The FBI has this advice on how to defend against SIM swapping, and Europol offers this advice.
How MySudo can help
These sorts of phone takeover attacks happen because people tend to use their personal phone number for everything they do online and off. By using MySudo, you can protect yourself against SIM swapping and text message routing and other forms of cyberattack by creating separate Sudos for all your interactions.
A Sudo is a secure, customizable digital identity or ‘profile’ that intentionally differentiates from your personal identity and protects your personal data. A Sudo isn’t a ‘burner’ or fake ID—it’s a real, alternative identity that you can use anywhere your personal identity is required. Your Sudo profile is a secure stand-in for yourpersonal identity, and it’s entirely under your control.
In MySudo, a user can create up to nine Sudos and each one can have its own set of attributes and associated capabilities:
- phone number
- email address
- virtual cards for secure shopping
- private browser (all your bookmarks and any cookies that sites set are compartmentalized to the browsing Sudo)

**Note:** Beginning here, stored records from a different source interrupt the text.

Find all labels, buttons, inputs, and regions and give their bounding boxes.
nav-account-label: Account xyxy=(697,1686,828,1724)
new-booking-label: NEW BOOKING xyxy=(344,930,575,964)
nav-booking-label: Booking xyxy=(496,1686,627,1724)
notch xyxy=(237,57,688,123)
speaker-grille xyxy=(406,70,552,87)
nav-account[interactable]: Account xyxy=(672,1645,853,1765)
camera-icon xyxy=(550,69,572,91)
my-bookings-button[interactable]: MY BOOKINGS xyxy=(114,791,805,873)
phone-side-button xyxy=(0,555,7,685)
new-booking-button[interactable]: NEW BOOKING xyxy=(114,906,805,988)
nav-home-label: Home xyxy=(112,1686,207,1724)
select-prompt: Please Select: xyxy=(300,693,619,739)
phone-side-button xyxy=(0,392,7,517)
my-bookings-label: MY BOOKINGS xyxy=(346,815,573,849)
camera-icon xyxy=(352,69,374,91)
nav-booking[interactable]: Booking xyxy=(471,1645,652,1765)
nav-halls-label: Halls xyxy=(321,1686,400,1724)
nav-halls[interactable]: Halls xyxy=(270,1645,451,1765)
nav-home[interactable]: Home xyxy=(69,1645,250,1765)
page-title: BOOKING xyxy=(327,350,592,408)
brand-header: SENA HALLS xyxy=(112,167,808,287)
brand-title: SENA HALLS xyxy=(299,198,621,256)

- notification settings for phone, email and message
- contacts and more…
You give each of your Sudos one or more identity attributes that are different from your personal identity. Youcan make your Sudo identity a little different (e.g. by having a different phone number) or very different (e.g. by having a different name, email address, phone number, virtual cards, contacts, etc.). You label each Sudo and can even assign a different notification sound to each, to alert you to the context of the incoming contact (is it my kid’s soccer coach or my bank is calling or messaging, for instance).
Importantly, you structure your Sudos to achieve the degrees of privacy, safety, organization and convenience you need. For example, you might regard your medical information as more sensitive than your financial information, and your financial information as more sensitive than your contacts. You decide what suits you.This is called compartmentalization and it’s the most powerful data privacy strategy there is.
So now you have up to nine different phone numbers to use in different scenarios, and so the impact of a phone takeover or other type of cyberattack like a data breach is greatly reduced. You could also create a dedicated ‘Multi-factor auth’ Sudo for only receiving authentication codes for logging into your accounts.